4. Il résulte de l'article L. 511-8 du code de l'entrée et du séjour des étrangers et du droit d'asile que l'Office français de protection des réfugiés et apatrides (OFPRA) cesse de reconnaître la qualité de réfugié et met fin par voie de conséquence au statut de réfugié d'une personne dans les cas énumérés à cet article, notamment lorsque, conformément au 5 de la section C de l'article 1er de la convention de Genève du 28 juillet 1951, les circonstances à la suite desquelles cette personne a été reconnue réfugiée ont cessé d'exister, de sorte qu'elle ne peut plus continuer à refuser de se réclamer de la protection du pays dont elle a la nationalité. Il appartient à l'OFPRA puis, le cas échéant, à la Cour nationale du droit d'asile, d'apprécier, au regard de l'ensemble des circonstances de l'espèce, si une personne dont la qualité de réfugiée lui a été accordée à la suite de l'obtention de cette qualité par ses parents, doit continuer à bénéficier de la protection qui lui avait ainsi été accordée lorsqu'il a atteint sa majorité.
5. M. A... justifie que la qualité de réfugié lui a été attribuée en 2010, alors qu'il était mineur, à la suite de l'obtention de ce statut par ses parents. L'OFPRA n'ayant pris à l'occasion de sa majorité aucune décision mettant fin à ce statut, M. A... doit être regardé comme ayant conservé la qualité de réfugié. En conséquence, cette situation faisait obstacle à ce que l'autorité préfectorale prenne à l'encontre de l'intéressé les décisions attaquées en l'absence de toute décision prise par l'OFPRA concernant la qualité de réfugié de M. A... depuis sa majorité. Par suite, M. A... est fondé à soutenir que les décisions attaquées sont entachées d'erreur de droit.
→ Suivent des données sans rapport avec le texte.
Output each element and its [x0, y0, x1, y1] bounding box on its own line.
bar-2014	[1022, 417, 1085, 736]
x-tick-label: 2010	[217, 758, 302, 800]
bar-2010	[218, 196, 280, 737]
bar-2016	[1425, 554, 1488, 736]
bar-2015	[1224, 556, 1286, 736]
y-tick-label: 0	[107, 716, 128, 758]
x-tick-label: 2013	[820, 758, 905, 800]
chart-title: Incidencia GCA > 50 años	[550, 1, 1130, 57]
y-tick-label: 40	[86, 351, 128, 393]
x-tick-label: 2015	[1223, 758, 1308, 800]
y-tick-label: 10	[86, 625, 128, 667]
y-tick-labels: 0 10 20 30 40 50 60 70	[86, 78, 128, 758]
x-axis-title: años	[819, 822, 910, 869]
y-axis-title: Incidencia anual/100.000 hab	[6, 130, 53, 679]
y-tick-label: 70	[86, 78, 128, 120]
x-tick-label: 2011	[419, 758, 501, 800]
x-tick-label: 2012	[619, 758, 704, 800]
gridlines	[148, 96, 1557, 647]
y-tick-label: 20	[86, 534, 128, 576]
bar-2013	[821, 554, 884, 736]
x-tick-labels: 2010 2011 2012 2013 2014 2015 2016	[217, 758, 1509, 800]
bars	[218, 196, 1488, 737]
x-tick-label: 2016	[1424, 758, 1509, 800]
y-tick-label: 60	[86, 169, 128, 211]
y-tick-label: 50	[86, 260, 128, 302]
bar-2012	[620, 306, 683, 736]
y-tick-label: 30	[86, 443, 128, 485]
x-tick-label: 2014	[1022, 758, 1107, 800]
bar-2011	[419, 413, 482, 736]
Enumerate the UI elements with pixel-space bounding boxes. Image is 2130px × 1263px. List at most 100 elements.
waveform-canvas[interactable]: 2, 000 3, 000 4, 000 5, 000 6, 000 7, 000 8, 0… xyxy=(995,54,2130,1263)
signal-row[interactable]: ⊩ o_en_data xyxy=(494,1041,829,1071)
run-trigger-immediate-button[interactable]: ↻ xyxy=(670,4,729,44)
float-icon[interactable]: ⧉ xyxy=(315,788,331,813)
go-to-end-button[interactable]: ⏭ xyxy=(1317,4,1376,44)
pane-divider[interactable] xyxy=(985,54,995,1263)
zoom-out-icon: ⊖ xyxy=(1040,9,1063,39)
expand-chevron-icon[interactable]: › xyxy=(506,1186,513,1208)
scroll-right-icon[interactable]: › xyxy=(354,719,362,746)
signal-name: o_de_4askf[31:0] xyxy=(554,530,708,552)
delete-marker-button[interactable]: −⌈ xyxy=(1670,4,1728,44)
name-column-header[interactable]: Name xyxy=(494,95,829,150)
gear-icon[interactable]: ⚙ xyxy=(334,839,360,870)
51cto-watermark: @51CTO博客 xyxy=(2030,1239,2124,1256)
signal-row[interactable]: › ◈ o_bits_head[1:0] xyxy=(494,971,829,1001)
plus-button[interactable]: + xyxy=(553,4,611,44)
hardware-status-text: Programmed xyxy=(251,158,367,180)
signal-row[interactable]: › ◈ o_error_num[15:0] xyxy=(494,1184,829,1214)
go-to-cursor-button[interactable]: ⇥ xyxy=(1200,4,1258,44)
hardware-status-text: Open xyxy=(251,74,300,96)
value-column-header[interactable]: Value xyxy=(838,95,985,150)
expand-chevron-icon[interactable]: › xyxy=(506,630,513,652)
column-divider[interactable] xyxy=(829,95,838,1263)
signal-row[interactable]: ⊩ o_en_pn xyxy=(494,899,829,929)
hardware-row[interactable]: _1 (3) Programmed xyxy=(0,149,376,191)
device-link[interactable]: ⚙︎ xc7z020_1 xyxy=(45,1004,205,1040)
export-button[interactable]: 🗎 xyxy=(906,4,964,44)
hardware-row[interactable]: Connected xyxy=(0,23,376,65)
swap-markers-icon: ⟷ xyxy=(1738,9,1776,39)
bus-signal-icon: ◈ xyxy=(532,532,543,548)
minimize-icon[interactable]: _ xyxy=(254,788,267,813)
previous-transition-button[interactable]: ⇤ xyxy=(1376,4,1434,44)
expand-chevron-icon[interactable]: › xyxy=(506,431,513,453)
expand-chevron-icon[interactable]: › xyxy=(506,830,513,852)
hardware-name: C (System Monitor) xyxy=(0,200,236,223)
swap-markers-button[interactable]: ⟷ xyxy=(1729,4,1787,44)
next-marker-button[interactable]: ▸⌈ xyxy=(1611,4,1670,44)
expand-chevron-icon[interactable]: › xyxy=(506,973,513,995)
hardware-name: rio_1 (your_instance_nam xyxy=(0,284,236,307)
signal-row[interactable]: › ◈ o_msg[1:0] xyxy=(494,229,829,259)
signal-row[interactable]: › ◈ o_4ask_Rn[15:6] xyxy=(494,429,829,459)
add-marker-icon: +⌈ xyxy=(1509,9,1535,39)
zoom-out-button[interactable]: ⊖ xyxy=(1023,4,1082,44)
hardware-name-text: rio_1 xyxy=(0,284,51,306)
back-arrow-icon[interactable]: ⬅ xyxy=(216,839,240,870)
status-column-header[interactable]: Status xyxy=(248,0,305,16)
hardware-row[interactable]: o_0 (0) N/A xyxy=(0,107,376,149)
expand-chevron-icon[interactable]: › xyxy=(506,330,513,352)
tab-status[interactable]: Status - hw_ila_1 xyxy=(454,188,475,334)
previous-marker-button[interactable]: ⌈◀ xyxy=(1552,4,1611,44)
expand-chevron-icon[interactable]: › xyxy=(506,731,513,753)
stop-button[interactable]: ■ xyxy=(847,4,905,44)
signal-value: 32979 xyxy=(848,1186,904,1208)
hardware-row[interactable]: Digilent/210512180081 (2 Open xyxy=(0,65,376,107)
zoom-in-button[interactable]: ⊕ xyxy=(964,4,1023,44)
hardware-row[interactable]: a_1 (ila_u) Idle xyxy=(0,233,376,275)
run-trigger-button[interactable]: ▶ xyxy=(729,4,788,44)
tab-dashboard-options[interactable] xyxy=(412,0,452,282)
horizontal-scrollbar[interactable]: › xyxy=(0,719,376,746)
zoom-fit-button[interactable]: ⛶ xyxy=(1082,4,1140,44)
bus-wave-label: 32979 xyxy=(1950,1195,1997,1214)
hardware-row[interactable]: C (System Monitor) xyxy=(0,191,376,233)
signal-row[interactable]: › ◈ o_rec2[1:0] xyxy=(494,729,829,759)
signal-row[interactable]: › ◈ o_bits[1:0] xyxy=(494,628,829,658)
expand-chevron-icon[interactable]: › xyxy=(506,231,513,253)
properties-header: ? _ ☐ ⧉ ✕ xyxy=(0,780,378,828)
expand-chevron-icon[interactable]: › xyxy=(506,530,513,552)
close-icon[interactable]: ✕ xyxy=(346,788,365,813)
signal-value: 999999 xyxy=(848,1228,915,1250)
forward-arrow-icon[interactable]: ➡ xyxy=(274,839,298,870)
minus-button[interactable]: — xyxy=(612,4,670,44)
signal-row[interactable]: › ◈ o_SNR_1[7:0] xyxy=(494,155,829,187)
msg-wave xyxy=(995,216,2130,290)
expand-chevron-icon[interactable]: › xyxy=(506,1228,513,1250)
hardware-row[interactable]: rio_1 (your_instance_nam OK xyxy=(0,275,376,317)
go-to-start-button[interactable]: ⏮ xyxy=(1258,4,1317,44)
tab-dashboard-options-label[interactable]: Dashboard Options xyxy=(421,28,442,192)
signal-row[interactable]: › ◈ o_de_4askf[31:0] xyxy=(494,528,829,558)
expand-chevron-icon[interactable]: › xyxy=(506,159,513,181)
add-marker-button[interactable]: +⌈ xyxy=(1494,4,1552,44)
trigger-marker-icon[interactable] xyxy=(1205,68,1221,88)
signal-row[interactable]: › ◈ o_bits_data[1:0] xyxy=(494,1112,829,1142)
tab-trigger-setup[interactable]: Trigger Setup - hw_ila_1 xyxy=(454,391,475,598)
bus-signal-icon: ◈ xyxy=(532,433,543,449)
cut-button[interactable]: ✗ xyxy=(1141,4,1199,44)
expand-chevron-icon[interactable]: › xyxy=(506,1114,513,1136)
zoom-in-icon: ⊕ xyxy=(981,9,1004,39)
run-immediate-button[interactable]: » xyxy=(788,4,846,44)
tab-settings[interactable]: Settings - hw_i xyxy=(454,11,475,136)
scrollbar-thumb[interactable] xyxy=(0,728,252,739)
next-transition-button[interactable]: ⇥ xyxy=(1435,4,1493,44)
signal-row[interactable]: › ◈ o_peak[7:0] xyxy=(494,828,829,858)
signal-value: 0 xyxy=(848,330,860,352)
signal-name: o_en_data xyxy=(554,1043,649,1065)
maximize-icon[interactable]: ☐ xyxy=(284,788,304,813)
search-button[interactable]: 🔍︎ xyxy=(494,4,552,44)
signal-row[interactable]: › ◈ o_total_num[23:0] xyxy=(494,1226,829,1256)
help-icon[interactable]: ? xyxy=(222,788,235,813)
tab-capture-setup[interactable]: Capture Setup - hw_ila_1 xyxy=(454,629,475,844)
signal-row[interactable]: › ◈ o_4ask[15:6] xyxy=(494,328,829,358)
6. Il résulte de ce qui précède que le préfet du Bas-Rhin n'est pas fondé à se plaindre de ce que, par le jugement attaqué, le magistrat désigné a annulé son arrêté du 26 novembre 2024.
Sur les conclusions aux fins de sursis à exécution :
7. Le présent arrêt se prononçant sur l'appel du préfet du Bas-Rhin, il n'y a pas lieu de statuer sur les conclusions de la requête ci-dessus visée sous le n° 24NC03094.
Sur les conclusions tendant à l'application de l'article 37 de la loi du 10 juillet 1991 :
8. M. A... n'étant pas admis au bénéfice de l'aide juridictionnelle, son avocat ne saurait prétendre au bénéfice de l'article 37 de la loi du 10 juillet 1991.
D E C I D E :
Article 1er : Il n'y a pas lieu de statuer sur les conclusions de la requête ci-dessus visée sous le n° 24NC03094.
Article 2 : La requête du préfet du Bas-Rhin ci-dessus visée sous le n° 24NC03093 est rejetée.
Article 3 : Le surplus des conclusions d'appel de M. A... est rejeté.
Article 4 : Le présent arrêt sera notifié à M. B... A..., à Me Duss et au ministre d'Etat, ministre de l'intérieur.
Copie du présent arrêt sera transmise au préfet du Bas-Rhin.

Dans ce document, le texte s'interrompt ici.